EclipseNETs: Learning Irregular Small Celestial Body Silhouettes
Giacomo Acciarini, Dario Izzo, Francesco Biscani
TL;DR
This work tackles the challenge of predicting eclipse conditions around irregular small bodies by introducing EclipseNET, a neural-implicit model that reconstructs complex silhouettes with high fidelity and speeds far surpassing traditional ray-tracing. It demonstrates centimeter-level trajectory accuracy and over 100x faster inference by evaluating on Bennu, Itokawa, 67P, and Eros, using Siren-activated networks that outperform ReLU baselines. To address incomplete shape knowledge, the authors integrate NeuralODEs to learn and refine silhouettes directly from trajectory data, yielding a nearly 7x reduction in state error in tested scenarios. The differentiable, online-refinable framework promises real-time applicability for autonomous spacecraft operations and compatibility with modern control and optimization methods.
Abstract
Accurately predicting eclipse events around irregular small bodies is crucial for spacecraft navigation, orbit determination, and spacecraft systems management.
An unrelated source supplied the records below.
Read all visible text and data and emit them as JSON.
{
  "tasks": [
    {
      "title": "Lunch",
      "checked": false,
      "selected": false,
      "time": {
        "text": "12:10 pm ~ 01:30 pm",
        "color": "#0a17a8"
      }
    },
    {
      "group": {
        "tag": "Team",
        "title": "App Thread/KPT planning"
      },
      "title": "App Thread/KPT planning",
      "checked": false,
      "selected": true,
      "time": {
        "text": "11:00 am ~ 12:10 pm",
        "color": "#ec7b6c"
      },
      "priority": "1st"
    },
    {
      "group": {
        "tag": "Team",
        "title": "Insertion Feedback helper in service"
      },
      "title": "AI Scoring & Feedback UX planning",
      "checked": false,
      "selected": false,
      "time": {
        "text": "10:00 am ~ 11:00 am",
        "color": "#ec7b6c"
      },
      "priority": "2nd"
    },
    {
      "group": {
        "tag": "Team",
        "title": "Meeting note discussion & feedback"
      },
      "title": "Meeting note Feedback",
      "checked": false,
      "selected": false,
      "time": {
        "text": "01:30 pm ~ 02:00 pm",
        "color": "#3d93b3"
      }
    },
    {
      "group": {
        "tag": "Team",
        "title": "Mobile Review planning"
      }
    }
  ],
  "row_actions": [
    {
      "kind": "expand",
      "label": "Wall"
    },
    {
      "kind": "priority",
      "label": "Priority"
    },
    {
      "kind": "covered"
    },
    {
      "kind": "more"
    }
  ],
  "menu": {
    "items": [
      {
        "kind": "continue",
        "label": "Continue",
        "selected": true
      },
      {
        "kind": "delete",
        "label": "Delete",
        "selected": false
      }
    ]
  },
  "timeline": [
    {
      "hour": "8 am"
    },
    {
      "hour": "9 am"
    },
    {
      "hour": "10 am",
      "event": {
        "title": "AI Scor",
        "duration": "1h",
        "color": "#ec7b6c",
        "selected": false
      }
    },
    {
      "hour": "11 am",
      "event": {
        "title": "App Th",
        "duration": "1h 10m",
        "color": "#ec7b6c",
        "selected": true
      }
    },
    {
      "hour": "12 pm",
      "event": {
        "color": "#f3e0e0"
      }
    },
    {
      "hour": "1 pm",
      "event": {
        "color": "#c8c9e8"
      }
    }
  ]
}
This paper introduces a novel approach leveraging neural implicit representations to model eclipse conditions efficiently and reliably. We propose neural network architectures that capture the complex silhouettes of asteroids and comets with high precision. Tested on four well-characterized bodies - Bennu, Itokawa, 67P/Churyumov-Gerasimenko, and Eros - our method achieves accuracy comparable to traditional ray-tracing techniques while offering orders of magnitude faster performance. Additionally, we develop an indirect learning framework that trains these models directly from sparse trajectory data using Neural Ordinary Differential Equations, removing the requirement to have prior knowledge of an accurate shape model. This approach allows for the continuous refinement of eclipse predictions, progressively reducing errors and improving accuracy as new trajectory data is incorporated.